Bispo de Portalegre-Castelo Branco lembra que o clero está «essencialmente ao serviço» e os leigos devem ser «sujeitos da vida da Igreja»

Lisboa, 12 jan 2026 (Ecclesia) – O bispo de Portalegre-Castelo Branco disse que o que “poderá ser novo” no atual caminho sinodal é “a função” das várias instâncias de participação na Igreja Católica enquanto “lugares onde efetivamente se vai construindo a decisão”.
Para D. Pedro Fernandes, é necessário “aproximar muito mais os processos de discernimento dos processos de deliberação e perceber que as diferentes instâncias de participação, os diferentes órgãos colegiais que existem nas igrejas locais, devem entender-se não apenas como lugares onde os decisores vão escutar coisas para eventualmente depois decidirem, mas como lugares onde efetivamente se vai construindo a decisão, a partir da escuta do Espírito”.

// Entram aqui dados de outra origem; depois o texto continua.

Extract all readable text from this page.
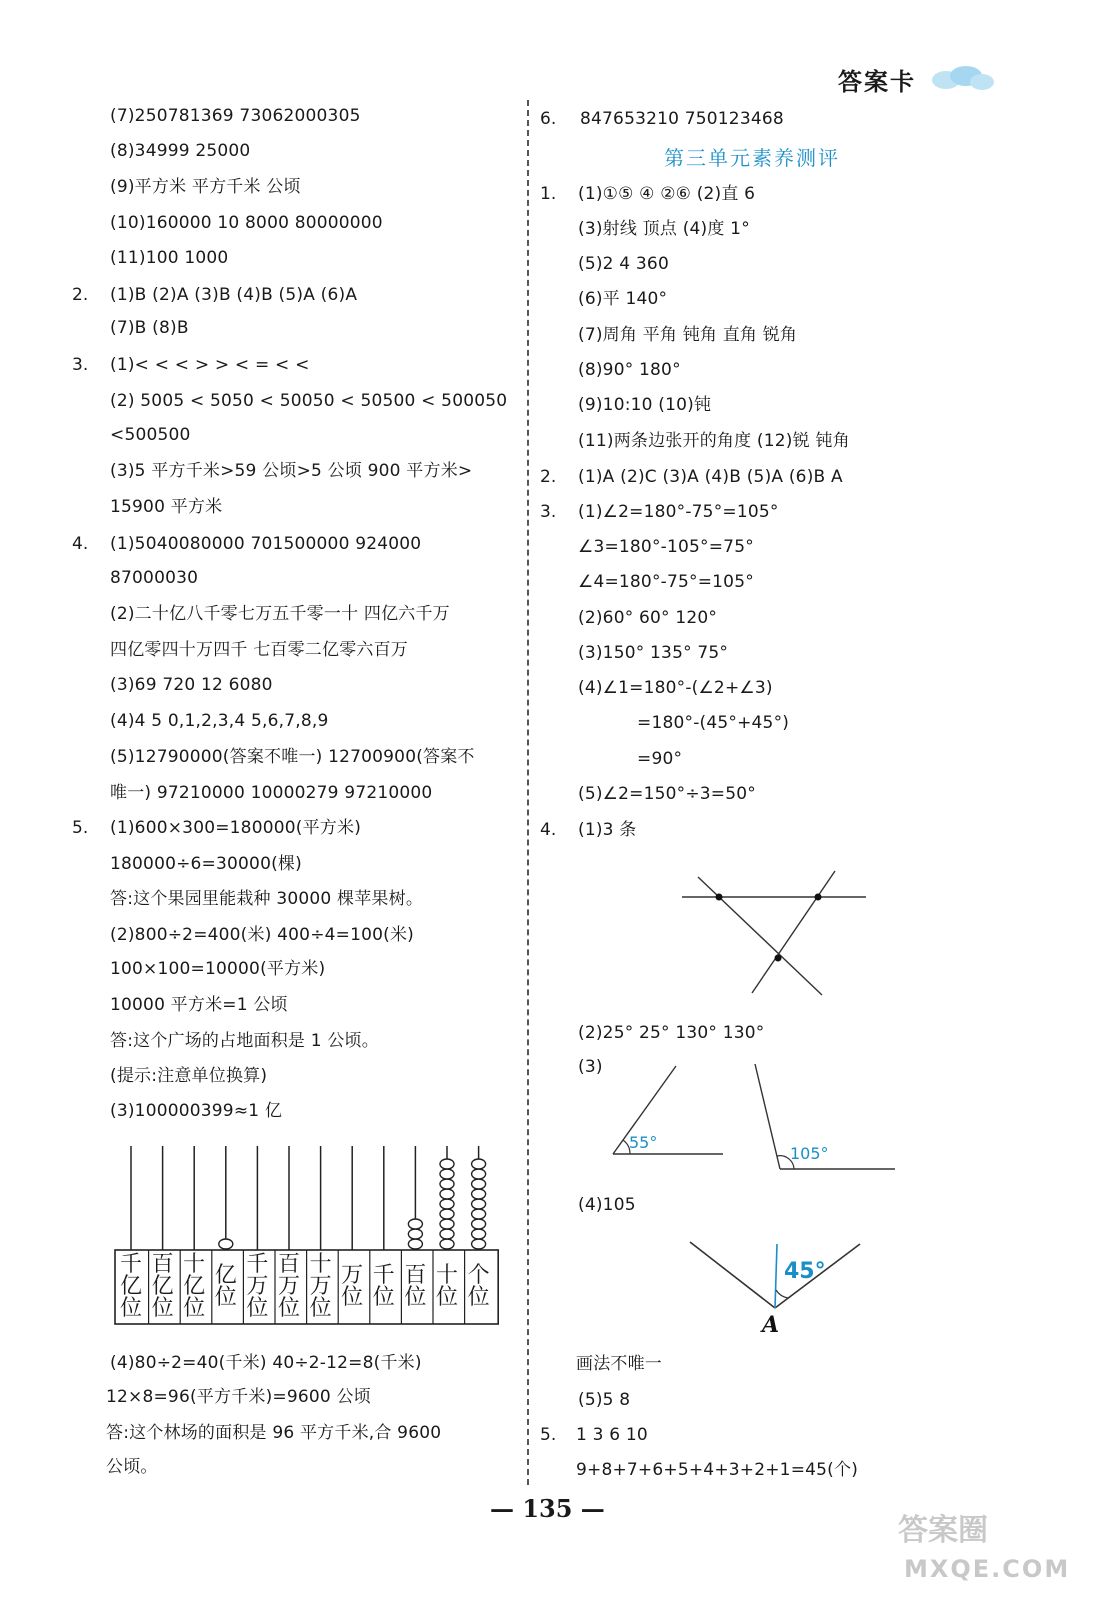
答案卡
(7)250781369 73062000305
(8)34999 25000
(9)平方米 平方千米 公顷
(10)160000 10 8000 80000000
(11)100 1000
(1)B (2)A (3)B (4)B (5)A (6)A
(7)B (8)B
(1)< < < > > < = < <
(2) 5005 < 5050 < 50050 < 50500 < 500050
<500500
(3)5 平方千米>59 公顷>5 公顷 900 平方米>
15900 平方米
(1)5040080000 701500000 924000
87000030
(2)二十亿八千零七万五千零一十 四亿六千万
四亿零四十万四千 七百零二亿零六百万
(3)69 720 12 6080
(4)4 5 0,1,2,3,4 5,6,7,8,9
(5)12790000(答案不唯一) 12700900(答案不
唯一) 97210000 10000279 97210000
(1)600×300=180000(平方米)
180000÷6=30000(棵)
答:这个果园里能栽种 30000 棵苹果树。
(2)800÷2=400(米) 400÷4=100(米)
100×100=10000(平方米)
10000 平方米=1 公顷
答:这个广场的占地面积是 1 公顷。
(提示:注意单位换算)
(3)100000399≈1 亿
(4)80÷2=40(千米) 40÷2-12=8(千米)
12×8=96(平方千米)=9600 公顷
答:这个林场的面积是 96 平方千米,合 9600
公顷。
2.
3.
4.
5.
千亿位
百亿位
十亿位
亿位
千万位
百万位
十万位
万位
千位
百位
十位
个位
第三单元素养测评
847653210 750123468
(1)①⑤ ④ ②⑥ (2)直 6
(3)射线 顶点 (4)度 1°
(5)2 4 360
(6)平 140°
(7)周角 平角 钝角 直角 锐角
(8)90° 180°
(9)10:10 (10)钝
(11)两条边张开的角度 (12)锐 钝角
(1)A (2)C (3)A (4)B (5)A (6)B A
(1)∠2=180°-75°=105°
∠3=180°-105°=75°
∠4=180°-75°=105°
(2)60° 60° 120°
(3)150° 135° 75°
(4)∠1=180°-(∠2+∠3)
=180°-(45°+45°)
=90°
(5)∠2=150°÷3=50°
(1)3 条
(2)25° 25° 130° 130°
(3)
(4)105
画法不唯一
(5)5 8
1 3 6 10
9+8+7+6+5+4+3+2+1=45(个)
6.
1.
2.
3.
4.
5.
55°
105°
45°
A
— 135 —
答案圈
MXQE.COM
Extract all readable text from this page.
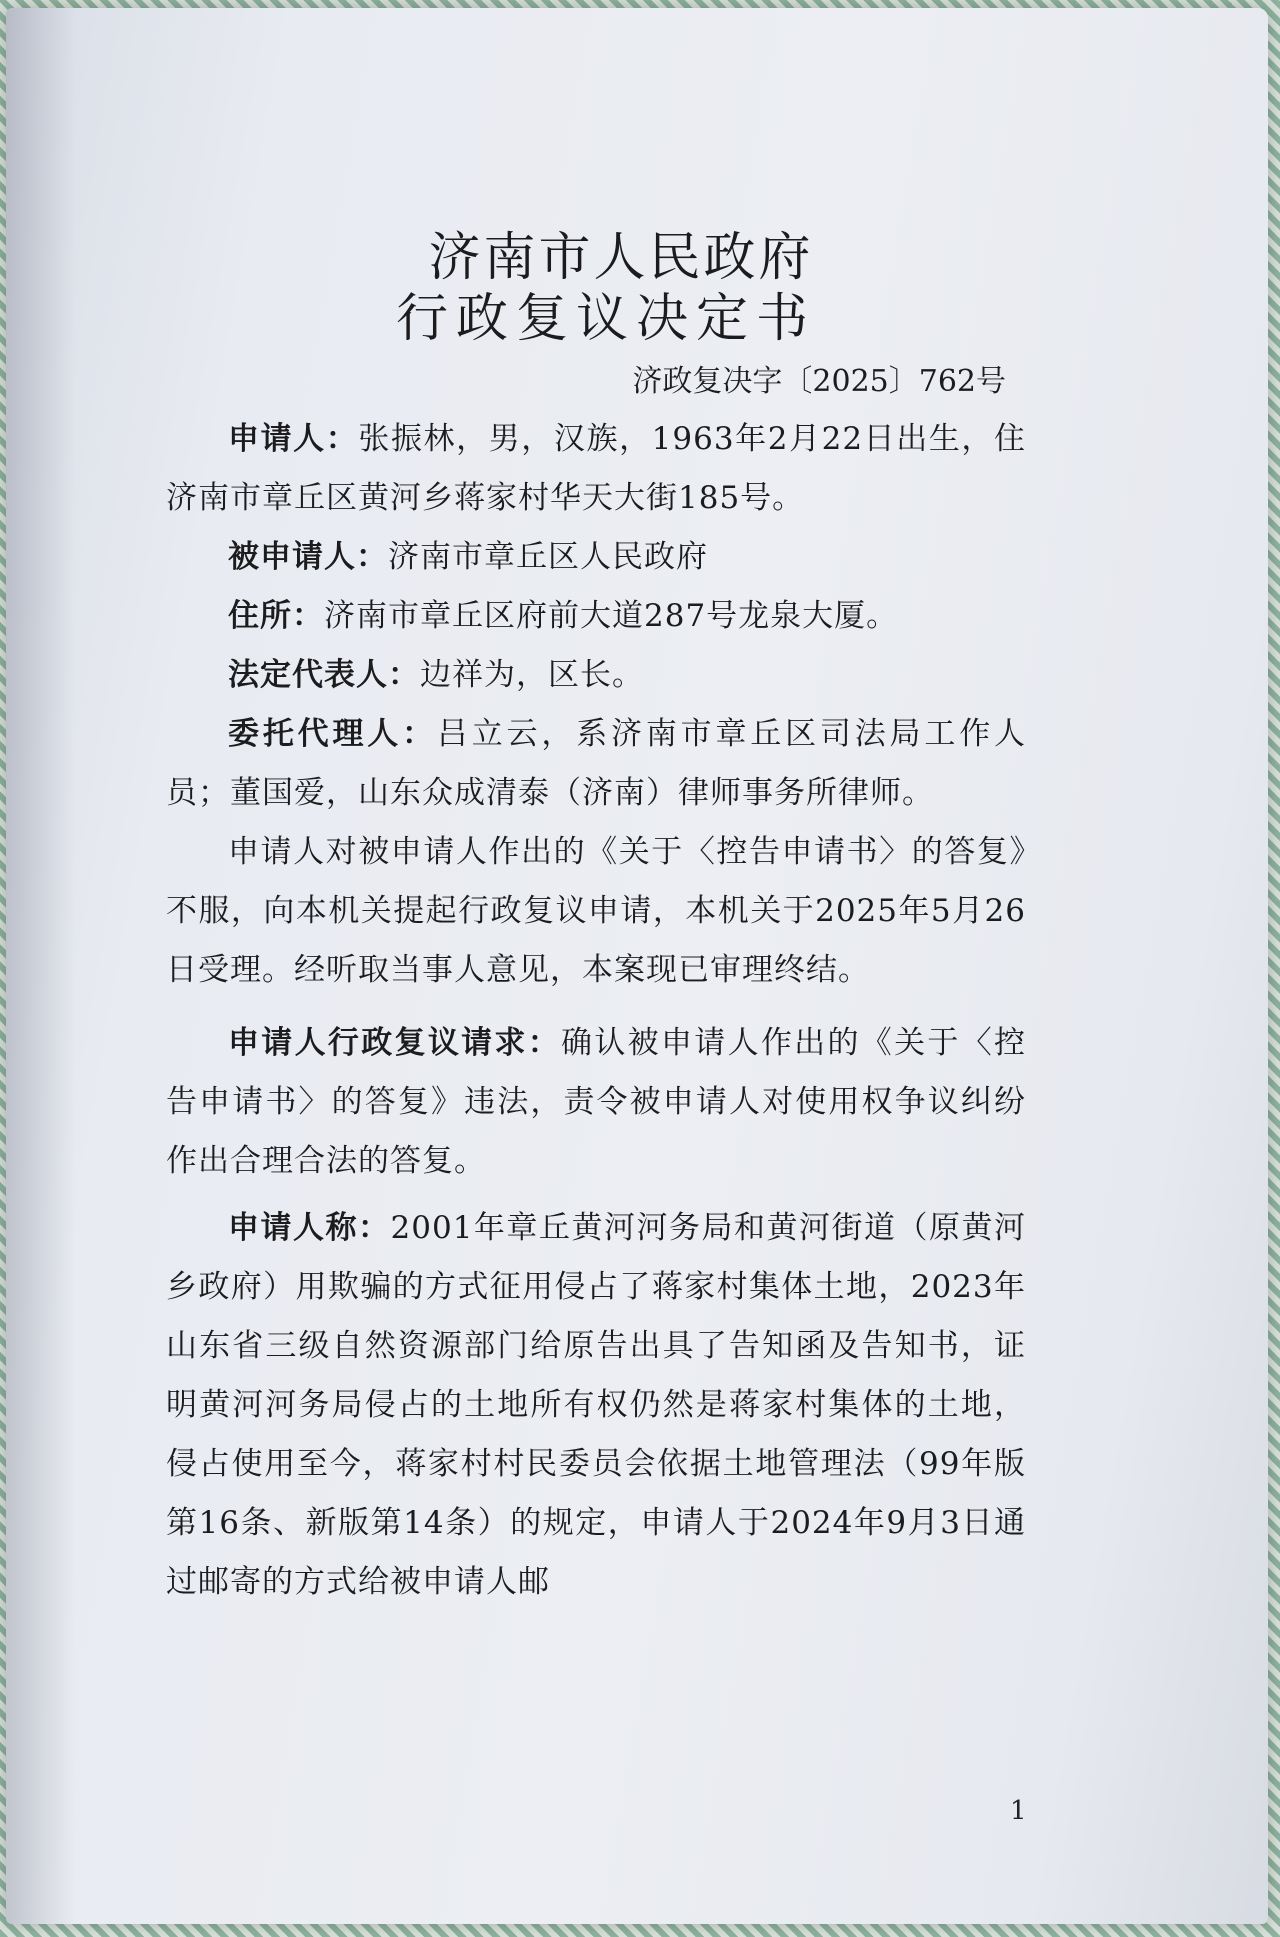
济南市人民政府
行政复议决定书
济政复决字〔2025〕762号

申请人：张振林，男，汉族，1963年2月22日出生，住济南市章丘区黄河乡蒋家村华天大街185号。

被申请人：济南市章丘区人民政府

住所：济南市章丘区府前大道287号龙泉大厦。

法定代表人：边祥为，区长。

委托代理人：吕立云，系济南市章丘区司法局工作人员；董国爱，山东众成清泰（济南）律师事务所律师。

申请人对被申请人作出的《关于〈控告申请书〉的答复》不服，向本机关提起行政复议申请，本机关于2025年5月26日受理。经听取当事人意见，本案现已审理终结。

申请人行政复议请求：确认被申请人作出的《关于〈控告申请书〉的答复》违法，责令被申请人对使用权争议纠纷作出合理合法的答复。

申请人称：2001年章丘黄河河务局和黄河街道（原黄河乡政府）用欺骗的方式征用侵占了蒋家村集体土地，2023年山东省三级自然资源部门给原告出具了告知函及告知书，证明黄河河务局侵占的土地所有权仍然是蒋家村集体的土地，侵占使用至今，蒋家村村民委员会依据土地管理法（99年版第16条、新版第14条）的规定，申请人于2024年9月3日通过邮寄的方式给被申请人邮

1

Em declarações à Agência ECCLESIA, o bispo da Diocese de Portalegre-Castelo Branco apontou como “o grande obstáculo” à implementação da sinodalidade a “resistência à mudança”.
O obstáculo fundamental é a nossa dificuldade em escutar. E temos dificuldade em escutar porque temos medo daquilo que a escuta nos poderá trazer de novo e poderá implicar de transformação”.
D. Pedro Fernandes apontou o clericalismo como “um obstáculo na Igreja Católica em geral”, acrescentando a dificuldade de acolher a diferença e permitir a “escuta de todos” e a inclusão”, lembrando que algumas estruturas já “fizeram o seu tempo e deram o seu contributo”, mas podem não estar “ajustadas à realidade atual” e “precisam mudar”.
Bispo de Portalegre-Castelo Branco há cerca de dois meses, D. Pedro Fernandes considera que a sinodalidade “já vai sendo uma prática” e é “sobretudo um desafio”.
É um convite enorme que o Espírito Santo está a fazer à Igreja toda, e portanto também à Diocese Portalegre-Castelo Branco, onde estou, de se abrir ao Espírito, de escutar. E a escuta de Deus significa pôr-nos à escuta uns dos outros, porque Deus nos fala a todos”.
D. Pedro Fernandes desafiou os leigos a se sentirem “agentes da sinodalidade, protagonistas, sujeitos da vida da Igreja, não apenas “consumidores de serviços” ou “recetores de decisões”, mas “participantes ativos nesses processos de decisão”, e disse que o clero está “essencialmente ao serviço.
O que me parece fundamental para nós, que somos clero, é percebermos que estamos, essencialmente, ao serviço. E estamos ao serviço da comunhão. Portanto, somos batizados, como os outros, e fomos destacados numa vocação específica, com um dom do Espírito, em específico, que está verdadeiramente ao serviço da construção da comunidade”.
Em declarações durante o II Encontro Sinodal Nacional, que decorreu no último sábado em Fátima, o bispo de Portalegre-Castelo Branco sublinhou que o fundamental é ser batizado, “cada um segundo a sua vocação específica”, assumindo que “todos têm protagonismo porque todos são sujeitos da Igreja”.